Lago di Bolsena und Umgebung

Vom Tourismus kaum berührt: Bolsena-See

Vom Tourismus kaum berührt: Bolsena-See

Sauberer See in uralter Kulturlandschaft

Der in die Hügel von Volsini eingebettete See ist vulkanischen Ursprungs und, seit er wieder sauber ist, auch sehr fischreich. Das Seeufer ist kaum bebaut und vom Tourismus wird er allenfalls im Sommer spärlich heimgesucht. Im gleichnamigen Städtchen am See ist die mittelalterliche Bausubstanz noch vorherrschend. Hier soll sich das Hostienwunder abgespielt haben, das der Kirche Anlass gab, den Fronleichnam als Feiertag einzuführen. In dieser uralten Kulturlandschaft zwischen Umbrien, Latium und der Toskana lebten bereits vor den Römern die Etrusker (Raub der Sabinerinnen), wovon viele archäologische Stätten in der sanften Landschaft zeugen.

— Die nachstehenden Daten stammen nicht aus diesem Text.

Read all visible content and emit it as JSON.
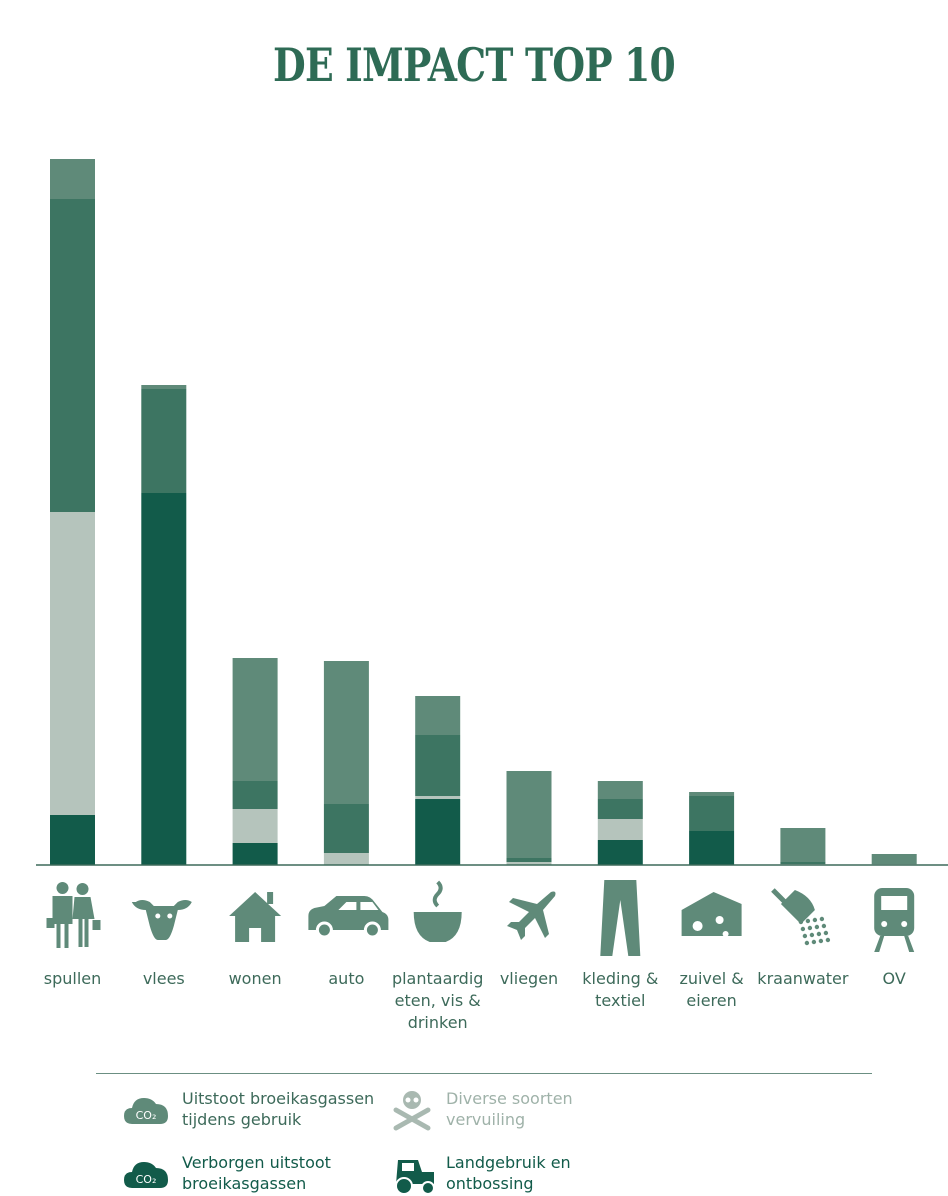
{
  "title": "DE IMPACT TOP 10",
  "colors": {
    "gebruik": "#5f8a79",
    "verborgen": "#3d7562",
    "vervuiling": "#b5c4bc",
    "landgebruik": "#125b4a",
    "axis": "#3d6a5a",
    "label": "#3d6a5a"
  },
  "chart_data": {
    "type": "bar",
    "stacked": true,
    "title": "DE IMPACT TOP 10",
    "categories": [
      "spullen",
      "vlees",
      "wonen",
      "auto",
      "plantaardig eten, vis & drinken",
      "vliegen",
      "kleding & textiel",
      "zuivel & eieren",
      "kraanwater",
      "OV"
    ],
    "series": [
      {
        "name": "Landgebruik en ontbossing",
        "key": "landgebruik",
        "values": [
          50,
          372,
          22,
          0,
          66,
          0,
          25,
          34,
          0,
          0
        ]
      },
      {
        "name": "Diverse soorten vervuiling",
        "key": "vervuiling",
        "values": [
          303,
          0,
          34,
          12,
          3,
          3,
          21,
          0,
          1,
          1
        ]
      },
      {
        "name": "Verborgen uitstoot broeikasgassen",
        "key": "verborgen",
        "values": [
          313,
          104,
          28,
          49,
          61,
          4,
          20,
          35,
          2,
          0
        ]
      },
      {
        "name": "Uitstoot broeikasgassen tijdens gebruik",
        "key": "gebruik",
        "values": [
          40,
          4,
          123,
          143,
          39,
          87,
          18,
          4,
          34,
          10
        ]
      }
    ],
    "ylim": [
      0,
      720
    ],
    "xlabel": "",
    "ylabel": "",
    "grid": false,
    "legend": "bottom"
  },
  "legend": [
    {
      "icon": "co2-cloud-light-icon",
      "lines": [
        "Uitstoot broeikasgassen",
        "tijdens gebruik"
      ],
      "color": "#5f8a79",
      "text_color": "#3d6a5a"
    },
    {
      "icon": "skull-crossbones-icon",
      "lines": [
        "Diverse soorten",
        "vervuiling"
      ],
      "color": "#a9b9b1",
      "text_color": "#9fb2a9"
    },
    {
      "icon": "co2-cloud-dark-icon",
      "lines": [
        "Verborgen uitstoot",
        "broeikasgassen"
      ],
      "color": "#125b4a",
      "text_color": "#125b4a"
    },
    {
      "icon": "tractor-icon",
      "lines": [
        "Landgebruik en",
        "ontbossing"
      ],
      "color": "#125b4a",
      "text_color": "#125b4a"
    }
  ],
  "category_icons": [
    "shoppers-icon",
    "cow-icon",
    "house-icon",
    "car-icon",
    "steaming-bowl-icon",
    "airplane-icon",
    "trousers-icon",
    "cheese-icon",
    "shower-icon",
    "train-icon"
  ]
}
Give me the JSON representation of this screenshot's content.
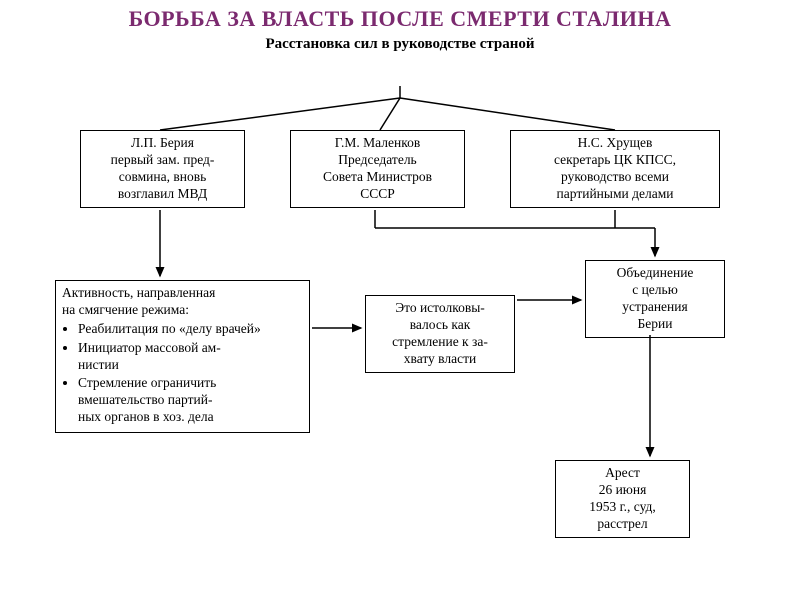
{
  "title_color": "#7b2a6f",
  "title": "БОРЬБА ЗА ВЛАСТЬ ПОСЛЕ СМЕРТИ СТАЛИНА",
  "subtitle": "Расстановка сил в руководстве страной",
  "boxes": {
    "beria": "Л.П. Берия\nпервый зам. пред-\nсовмина, вновь\nвозглавил МВД",
    "malenkov": "Г.М. Маленков\nПредседатель\nСовета Министров\nСССР",
    "khrushchev": "Н.С. Хрущев\nсекретарь ЦК КПСС,\nруководство всеми\nпартийными делами",
    "activity_header": "Активность, направленная\nна смягчение режима:",
    "activity_items": [
      "Реабилитация по «делу врачей»",
      "Инициатор массовой ам-\nнистии",
      "Стремление ограничить\nвмешательство партий-\nных органов в хоз. дела"
    ],
    "interpreted": "Это истолковы-\nвалось как\nстремление к за-\nхвату власти",
    "union": "Объединение\nс целью\nустранения\nБерии",
    "arrest": "Арест\n26 июня\n1953 г., суд,\nрасстрел"
  },
  "layout": {
    "title_fontsize": 22,
    "subtitle_fontsize": 15,
    "box_fontsize": 13.5,
    "line_color": "#000000",
    "line_width": 1.5,
    "bg": "#ffffff"
  }
}
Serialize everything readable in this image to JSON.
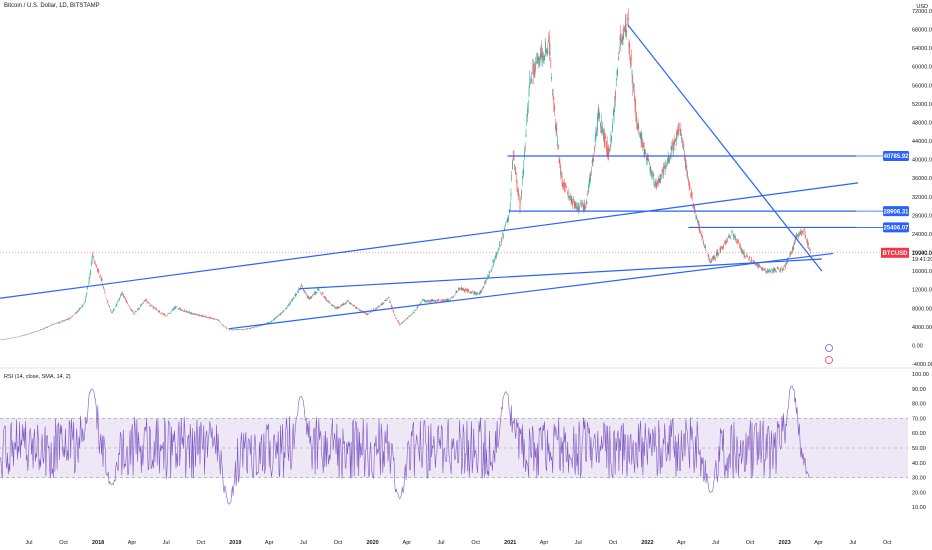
{
  "header": {
    "title": "Bitcoin / U.S. Dollar, 1D, BITSTAMP",
    "currency": "USD",
    "rsi_title": "RSI (14, close, SMA, 14, 2)"
  },
  "colors": {
    "up": "#26a69a",
    "down": "#ef5350",
    "trendline": "#2962ff",
    "rsi_line": "#7e57c2",
    "rsi_band": "#ede7f6",
    "price_line": "#f23645"
  },
  "chart_data": [
    {
      "type": "candlestick",
      "title": "Bitcoin / U.S. Dollar, 1D, BITSTAMP",
      "ylim": [
        -4000,
        72000
      ],
      "y_ticks": [
        "72000.00",
        "68000.00",
        "64000.00",
        "60000.00",
        "56000.00",
        "52000.00",
        "48000.00",
        "44000.00",
        "40000.00",
        "36000.00",
        "32000.00",
        "28000.00",
        "24000.00",
        "20000.00",
        "16000.00",
        "12000.00",
        "8000.00",
        "4000.00",
        "0.00",
        "-4000.00"
      ],
      "x_ticks": [
        "Jul",
        "Oct",
        "2018",
        "Apr",
        "Jul",
        "Oct",
        "2019",
        "Apr",
        "Jul",
        "Oct",
        "2020",
        "Apr",
        "Jul",
        "Oct",
        "2021",
        "Apr",
        "Jul",
        "Oct",
        "2022",
        "Apr",
        "Jul",
        "Oct",
        "2023",
        "Apr",
        "Jul",
        "Oct"
      ],
      "close_path": [
        [
          "2017-04-15",
          1200
        ],
        [
          "2017-07-01",
          2500
        ],
        [
          "2017-09-01",
          4500
        ],
        [
          "2017-10-15",
          5700
        ],
        [
          "2017-11-25",
          9000
        ],
        [
          "2017-12-17",
          19500
        ],
        [
          "2018-01-10",
          14000
        ],
        [
          "2018-02-06",
          7000
        ],
        [
          "2018-03-05",
          11500
        ],
        [
          "2018-04-06",
          6800
        ],
        [
          "2018-05-05",
          9800
        ],
        [
          "2018-07-01",
          6300
        ],
        [
          "2018-07-25",
          8200
        ],
        [
          "2018-09-01",
          7000
        ],
        [
          "2018-11-14",
          5600
        ],
        [
          "2018-12-15",
          3300
        ],
        [
          "2019-02-01",
          3500
        ],
        [
          "2019-04-03",
          5000
        ],
        [
          "2019-05-15",
          8000
        ],
        [
          "2019-06-26",
          13000
        ],
        [
          "2019-07-15",
          10000
        ],
        [
          "2019-08-10",
          12000
        ],
        [
          "2019-09-25",
          8000
        ],
        [
          "2019-10-27",
          9500
        ],
        [
          "2019-12-17",
          6700
        ],
        [
          "2020-02-13",
          10300
        ],
        [
          "2020-03-13",
          4500
        ],
        [
          "2020-05-10",
          9500
        ],
        [
          "2020-07-25",
          9700
        ],
        [
          "2020-08-17",
          12300
        ],
        [
          "2020-10-10",
          11000
        ],
        [
          "2020-11-20",
          18500
        ],
        [
          "2020-12-31",
          29000
        ],
        [
          "2021-01-08",
          41500
        ],
        [
          "2021-01-27",
          30000
        ],
        [
          "2021-02-21",
          57000
        ],
        [
          "2021-03-13",
          61000
        ],
        [
          "2021-04-14",
          64800
        ],
        [
          "2021-05-19",
          35000
        ],
        [
          "2021-06-22",
          30000
        ],
        [
          "2021-07-20",
          29800
        ],
        [
          "2021-08-23",
          50000
        ],
        [
          "2021-09-21",
          41000
        ],
        [
          "2021-10-20",
          66000
        ],
        [
          "2021-11-10",
          69000
        ],
        [
          "2021-12-04",
          48000
        ],
        [
          "2022-01-24",
          34000
        ],
        [
          "2022-03-28",
          47400
        ],
        [
          "2022-05-12",
          27000
        ],
        [
          "2022-06-18",
          18000
        ],
        [
          "2022-08-14",
          24500
        ],
        [
          "2022-09-15",
          19500
        ],
        [
          "2022-11-09",
          16000
        ],
        [
          "2022-12-30",
          16500
        ],
        [
          "2023-01-31",
          23000
        ],
        [
          "2023-02-20",
          25000
        ],
        [
          "2023-03-10",
          19940
        ]
      ],
      "horizontal_levels": [
        {
          "value": 40785.92,
          "label": "40785.92",
          "from": "2020-12-25",
          "to": "2023-07-10"
        },
        {
          "value": 28906.31,
          "label": "28906.31",
          "from": "2020-12-28",
          "to": "2023-07-10"
        },
        {
          "value": 25406.07,
          "label": "25406.07",
          "from": "2022-04-20",
          "to": "2023-07-10"
        }
      ],
      "trendlines": [
        {
          "from": [
            "2017-04-01",
            10000
          ],
          "to": [
            "2023-07-15",
            35000
          ]
        },
        {
          "from": [
            "2018-12-15",
            3600
          ],
          "to": [
            "2023-05-10",
            19800
          ]
        },
        {
          "from": [
            "2019-06-20",
            12200
          ],
          "to": [
            "2023-04-10",
            18600
          ]
        },
        {
          "from": [
            "2021-11-10",
            69000
          ],
          "to": [
            "2023-04-10",
            16000
          ]
        }
      ],
      "last_price": {
        "label": "19940.00",
        "symbol_tag": "BTCUSD",
        "time_tag": "19:41:20",
        "value": 19940
      }
    },
    {
      "type": "line",
      "title": "RSI (14, close, SMA, 14, 2)",
      "ylim": [
        0,
        100
      ],
      "y_ticks": [
        "100.00",
        "90.00",
        "80.00",
        "70.00",
        "60.00",
        "50.00",
        "40.00",
        "30.00",
        "20.00",
        "10.00"
      ],
      "bands": [
        30,
        50,
        70
      ],
      "current_value": 30,
      "peaks": [
        [
          "2017-12-15",
          90
        ],
        [
          "2018-02-06",
          25
        ],
        [
          "2018-12-15",
          12
        ],
        [
          "2019-06-25",
          85
        ],
        [
          "2020-03-13",
          16
        ],
        [
          "2020-12-20",
          88
        ],
        [
          "2022-06-18",
          20
        ],
        [
          "2023-01-20",
          92
        ],
        [
          "2023-03-10",
          30
        ]
      ]
    }
  ]
}
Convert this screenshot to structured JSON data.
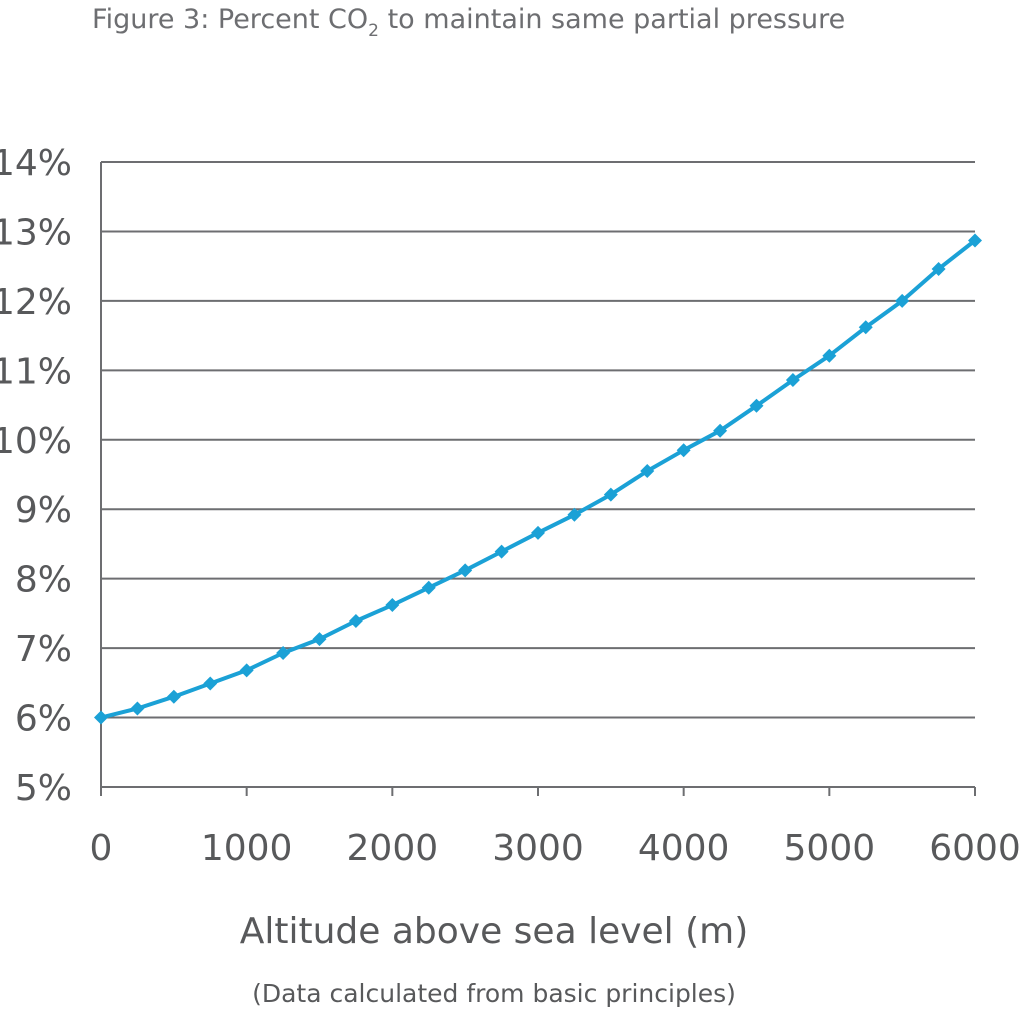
{
  "title": {
    "prefix": "Figure 3: Percent CO",
    "subscript": "2",
    "suffix": " to maintain same partial pressure"
  },
  "note": "(Data calculated from basic principles)",
  "colors": {
    "series": "#1ba1d6",
    "grid": "#6d6e71",
    "text": "#58595b"
  },
  "chart_data": {
    "type": "line",
    "title": "Figure 3: Percent CO2 to maintain same partial pressure",
    "xlabel": "Altitude above sea level (m)",
    "ylabel": "",
    "xlim": [
      0,
      6000
    ],
    "ylim": [
      5,
      14
    ],
    "x_ticks": [
      0,
      1000,
      2000,
      3000,
      4000,
      5000,
      6000
    ],
    "x_tick_labels": [
      "0",
      "1000",
      "2000",
      "3000",
      "4000",
      "5000",
      "6000"
    ],
    "y_ticks": [
      5,
      6,
      7,
      8,
      9,
      10,
      11,
      12,
      13,
      14
    ],
    "y_tick_labels": [
      "5%",
      "6%",
      "7%",
      "8%",
      "9%",
      "10%",
      "11%",
      "12%",
      "13%",
      "14%"
    ],
    "grid": true,
    "legend": "none",
    "series": [
      {
        "x": [
          0,
          250,
          500,
          750,
          1000,
          1250,
          1500,
          1750,
          2000,
          2250,
          2500,
          2750,
          3000,
          3250,
          3500,
          3750,
          4000,
          4250,
          4500,
          4750,
          5000,
          5250,
          5500,
          5750,
          6000
        ],
        "values": [
          6.0,
          6.13,
          6.3,
          6.49,
          6.68,
          6.93,
          7.13,
          7.39,
          7.62,
          7.87,
          8.12,
          8.39,
          8.66,
          8.92,
          9.21,
          9.55,
          9.85,
          10.13,
          10.49,
          10.86,
          11.21,
          11.62,
          12.0,
          12.46,
          12.87
        ]
      }
    ]
  }
}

Sehenswürdigkeiten Lago di Bolsena und Umgebung


Civita di Bagnoregio

Künstlerort östlich vom Bolsenasee

Der Künstlerort östlich vom Bolsenasee kauert wie ein Adlernest auf einem Felsen und ist nur zu Fuß zu erreichen. Der Niedergang der einstmals bedeutenden Civita begann mit dem Umzug eines Bischofs nach einem Erdbeben. 1990 waren nur noch wenige ältere Menschen übrig geblieben, bevor Künstler und Aussteiger den Ort entdeckten und wiederbelebten.


Orvieto

Etruskerstadt auf Felsplateau

Die gesamte Altstadt thront auf einem Felsen aus Tuffstein, der wie eine Insel aus dem Paglia-Tal herausragt. Oben auf dem Plateau ist der Stadtfelsen von einem Labyrinth von Kellern, Gängen und riesigen Zisternen durchzogen, die zum Teil besichtigt werden können. Unterhalb des Altstadt stehen noch die Grabsteine aus der Etruskerzeit, die wie Straßenzeilen angeordnet sind. Auf den Hängen gegenüber gibt es Grabstätten mit Ausmalung. Berühmt wurde die Stadt durch den mit Marmor verkleideten Dom und den ebenfalls weißen „Orvieto Classico“.


Pitigliano

Stadt auf dem Felsen

Zwischen engen Tälern der Provinz Grosseto ragt ein gewaltiger Tuffsteinfelsen empor, aus dessen Plateau  eine mittelalterliche Stadt herausgewachsen zu sein scheint. Die engen Gassen lassen keinen Autoverkehr zu. Lediglich die knatternden Zweitakter kurven durch die Gassen. Unterhalb der Stadt befinden sich in den Felsen gehauene Grabkeller, die heute noch zur Weinlagerung oder als Werkstätten und Ställe genutzt werden. In den malerischen Gassen servieren kleine, aber feine Restaurants lokale Gerichte. Etruskischen Hohlwege wurden in der Umgebung in den Tufffelsen geschlagen – die Vie Cave. Sie sind über 2.000 Jahre alt, bis zu 20 Meter tief und 3 Meter breit. Besonders eindrucksvoll ist die Via Cava di Fratenuti. 


Viterbo

Gassengewirr in der ehemaligen Fluchtburg des Papstes

Kaum zu glauben, dass das Provinzstädtchen im Dreeick von Toskana, Umbrien und Latium einst wichtiger war als Rom. Jedenfalls war es von 1257 bis 1281 Fluchtburg und Residenz der Päpste. Die fünf Kilometer lange Stadtmauer, hinter der die Stellvertreter Christi Schutz suchten, kann man noch heute besichtigen. Das Gewirr von Gassen und brunnenbestandenen Plätzen findet seine Mitte auf der Piazza San Lorenzo, die von der romanischen Kirche und dem Papstpalast mit gotischer Loggia beherrscht wird.